In Australia’s past, low and high income earners, young and old, owned homes. But since the early 1980s, housing in Australia has transformed. Today, home ownership largely depends on your income, and how wealthy your parents are. Housing is contributing to widening gaps in wealth between rich and poor, old and young.
House prices more than doubled in real terms over the past 20 years. The strains are most acute in our major cities. Since 2012, house prices have risen 50 per cent in Melbourne, and 70 per cent in Sydney. Lower-income households are spending more of their income on housing, and many are struggling to pay the rent.
Our cities are not delivering the best mix of housing location and density, given what people want. It’s getting harder for people to find housing close to the job that suits them best. Major cities are increasingly geographically divided, so that young people with less income and education are concentrated on the fringes.
Governments have preferred the easy choices that merely appear to address the problem. The politics of housing reform are fraught because most voters own a home or an investment property, and mistrust any change that might dent the price of their assets. At a local level, the politics of planning are poisonous: most people don’t like new developments in their neighbourhoods.
Without change, the great Australian dream risks turning into a nightmare. Grattan Institute’s new report, Housing affordability: re-imagining the Australian dream, shows what needs to be done. Governments must act to build more housing and reform policies that artificially inflate housing demand.
State governments should fix planning rules to allow more homes to be built in inner and middle-ring suburbs of our largest cities. Building an extra 50,000 homes a year for a decade could leave Australian house prices 5-to-20 per cent lower than what they would have been otherwise.
More small-scale urban infill projects should be allowed without council planning approval. State governments should also allow denser development ‘as of right’ along key transport corridors. They should swap stamp duties for general property taxes. And state land taxes on investment property should be calculated without reference to total land-holdings, to encourage more institutional investors likely to provide longer-term tenancies.
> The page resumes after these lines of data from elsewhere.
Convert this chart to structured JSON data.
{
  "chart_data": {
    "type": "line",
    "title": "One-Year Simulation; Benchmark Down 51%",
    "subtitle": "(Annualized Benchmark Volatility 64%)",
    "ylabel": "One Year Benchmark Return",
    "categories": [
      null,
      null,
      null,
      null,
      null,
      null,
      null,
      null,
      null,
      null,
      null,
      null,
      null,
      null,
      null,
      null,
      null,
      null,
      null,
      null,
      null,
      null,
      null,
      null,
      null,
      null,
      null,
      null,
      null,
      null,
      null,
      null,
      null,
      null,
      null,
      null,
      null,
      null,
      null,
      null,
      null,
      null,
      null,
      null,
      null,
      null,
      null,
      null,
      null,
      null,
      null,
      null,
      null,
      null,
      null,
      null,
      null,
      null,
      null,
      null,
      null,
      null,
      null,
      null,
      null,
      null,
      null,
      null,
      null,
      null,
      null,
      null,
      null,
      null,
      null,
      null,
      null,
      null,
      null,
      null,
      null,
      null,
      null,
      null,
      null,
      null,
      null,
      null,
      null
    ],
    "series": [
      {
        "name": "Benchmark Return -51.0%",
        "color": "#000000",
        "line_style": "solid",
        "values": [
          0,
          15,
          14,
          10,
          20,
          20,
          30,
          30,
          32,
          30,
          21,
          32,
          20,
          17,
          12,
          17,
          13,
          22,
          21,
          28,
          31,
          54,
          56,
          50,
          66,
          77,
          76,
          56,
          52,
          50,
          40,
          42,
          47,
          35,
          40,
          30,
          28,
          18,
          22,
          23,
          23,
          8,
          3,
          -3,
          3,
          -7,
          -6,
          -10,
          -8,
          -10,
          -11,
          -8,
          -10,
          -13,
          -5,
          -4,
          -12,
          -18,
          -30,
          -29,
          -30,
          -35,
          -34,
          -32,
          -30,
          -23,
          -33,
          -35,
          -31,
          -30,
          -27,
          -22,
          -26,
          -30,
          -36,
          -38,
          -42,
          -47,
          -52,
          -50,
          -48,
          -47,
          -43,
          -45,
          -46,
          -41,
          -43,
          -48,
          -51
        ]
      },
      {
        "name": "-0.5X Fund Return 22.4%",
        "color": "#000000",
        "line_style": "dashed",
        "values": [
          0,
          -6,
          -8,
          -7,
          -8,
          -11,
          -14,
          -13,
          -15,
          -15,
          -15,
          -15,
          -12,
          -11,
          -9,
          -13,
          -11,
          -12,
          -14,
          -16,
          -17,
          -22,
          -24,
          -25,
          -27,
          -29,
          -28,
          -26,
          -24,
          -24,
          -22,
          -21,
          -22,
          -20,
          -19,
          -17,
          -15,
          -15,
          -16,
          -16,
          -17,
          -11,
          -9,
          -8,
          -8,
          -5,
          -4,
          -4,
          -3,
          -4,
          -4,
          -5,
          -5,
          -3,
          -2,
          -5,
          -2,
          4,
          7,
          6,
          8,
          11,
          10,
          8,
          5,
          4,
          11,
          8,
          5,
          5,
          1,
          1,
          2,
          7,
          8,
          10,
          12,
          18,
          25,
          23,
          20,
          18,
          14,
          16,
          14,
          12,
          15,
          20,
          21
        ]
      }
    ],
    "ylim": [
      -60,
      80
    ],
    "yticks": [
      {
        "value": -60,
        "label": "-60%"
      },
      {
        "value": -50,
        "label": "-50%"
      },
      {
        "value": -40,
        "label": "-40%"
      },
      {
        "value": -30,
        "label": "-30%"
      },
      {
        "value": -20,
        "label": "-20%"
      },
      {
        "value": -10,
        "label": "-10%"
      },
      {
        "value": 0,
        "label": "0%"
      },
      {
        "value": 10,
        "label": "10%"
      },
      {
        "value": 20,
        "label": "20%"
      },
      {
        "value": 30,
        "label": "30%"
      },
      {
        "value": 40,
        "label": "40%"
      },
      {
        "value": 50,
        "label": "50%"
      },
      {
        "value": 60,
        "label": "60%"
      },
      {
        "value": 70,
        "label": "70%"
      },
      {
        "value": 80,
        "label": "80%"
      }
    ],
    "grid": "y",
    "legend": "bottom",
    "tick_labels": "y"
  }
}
The Commonwealth Government can improve housing affordability somewhat – and immediately – by reducing demand. It should reduce the capital gains tax discount to 25 per cent; abolish negative gearing; and include owner-occupied housing in the Age Pension assets test. And unless the states are prepared to reform their planning systems, the Commonwealth should consider tapping the brakes on Australia’s migrant intake.
In the past few years there’s been some progress. Sydney in particular has started to add materially more medium and high-density housing along its major transport corridors. Today’s record level of housing construction is what is needed to meet record levels of population growth driven by rapid migration. It’s not enough to unwind the accumulated backlog of a decade of policy inaction, but at least it’s in the right direction.
If governments really want to make a difference, they need to stop offering false hope through policies, such as first home-owners’ grants, that are well-known to be ineffective. Governments have no chance of bringing the community with them when they keep telling voters the easy policies will do the job. Instead they need to explain the hard choices, to prepare the ground for the tough decisions that need to be made.
Either people accept greater density in their suburb, or their children will not be able to buy a home, and seniors will not be able to downsize in the suburb where they live. Economic growth will be constrained. And Australia will become a less equal society – both economically and socially.